Cause-and-effect thinking, so often the basis of teaching, fails to provide understandable explanations of real dynamic systems. It fails in physiology, quantum physics and engineering. A rough ride to the future, James Lovelock, 2014And, I'd say, in policymaking. This links in to my previous post about root causes. Our society and environment are too complex for linear, cause-and-effect thinking to work. That doesn't mean we should give up when faced with supposedly intractable national or global problems as crime, terrorism, war, or poor health. Within each of these problems there will be occasions when cause-and-effect thinking will work well: for instance, improving basic sanitation will probably greatly improve the health of people living in urban slums. But the over-arching policy environment within which decisions such as whether to improve basic sanitation or allocate health funding elsewhere must be one that takes account of the dynamic nature of human society. In other words, it must be adaptive.

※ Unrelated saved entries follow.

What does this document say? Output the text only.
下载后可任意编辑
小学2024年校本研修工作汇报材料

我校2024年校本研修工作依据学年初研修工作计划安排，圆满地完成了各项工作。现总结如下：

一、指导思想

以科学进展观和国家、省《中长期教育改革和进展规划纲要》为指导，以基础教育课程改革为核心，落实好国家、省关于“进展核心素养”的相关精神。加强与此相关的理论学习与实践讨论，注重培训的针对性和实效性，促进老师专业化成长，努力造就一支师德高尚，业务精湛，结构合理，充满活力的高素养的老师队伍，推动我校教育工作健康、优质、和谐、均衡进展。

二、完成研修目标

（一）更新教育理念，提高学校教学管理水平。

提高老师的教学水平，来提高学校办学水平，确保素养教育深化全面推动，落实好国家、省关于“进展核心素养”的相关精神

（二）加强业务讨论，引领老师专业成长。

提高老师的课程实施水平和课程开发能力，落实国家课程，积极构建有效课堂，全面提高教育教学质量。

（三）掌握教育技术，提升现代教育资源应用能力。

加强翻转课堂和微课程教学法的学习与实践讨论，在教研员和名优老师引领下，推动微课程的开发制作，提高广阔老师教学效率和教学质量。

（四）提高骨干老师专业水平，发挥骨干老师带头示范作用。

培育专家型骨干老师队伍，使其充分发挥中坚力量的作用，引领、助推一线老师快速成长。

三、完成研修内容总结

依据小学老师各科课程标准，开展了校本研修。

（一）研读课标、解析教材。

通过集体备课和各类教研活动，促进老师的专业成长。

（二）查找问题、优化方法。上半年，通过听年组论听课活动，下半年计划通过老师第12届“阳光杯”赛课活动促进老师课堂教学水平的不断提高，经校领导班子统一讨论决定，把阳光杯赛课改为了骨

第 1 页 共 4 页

A Social Policy Bond regime targeting an array of broad health goals for a population would be adaptive. Under a bond regime government (most probably) would still do what it does best; indeed, what only government can do: articulate society's health goals and raise the revenue for their achievement. But rather than dictate how those goals shall be achieved it would, by issuing (say) Health Bonds, contract out the achievement of those goals to a motivated coalition of bondholders (or people paid by bondholders). The structure and composition of this coalition would probably change over the time period during which the goal are to be achieved - which could be several decades. But at every point in time, bondholders or their agents will have incentives to look for the most efficient ways of raising the population's health. To maximise their returns they will have to respond to changing circumstances, including our rapidly expanding scientific and technical knowledge, and the effects their own activities have on the social and physical environment. By maximising their returns, of course, they would also be maximising society's return on our limited resources.
In short, Social Policy Bonds would take account of the complexities inherent in the dynamic systems that characterise our large societies. They would encourage diverse, adaptive solutions to our social and environmental problems, as articulated by society itself through government. The would inject the market's incentives into the allocation of society's scarce resources at every stage necessary to achieve our goals. By so doing they would maximise the returns on society's investment in our future.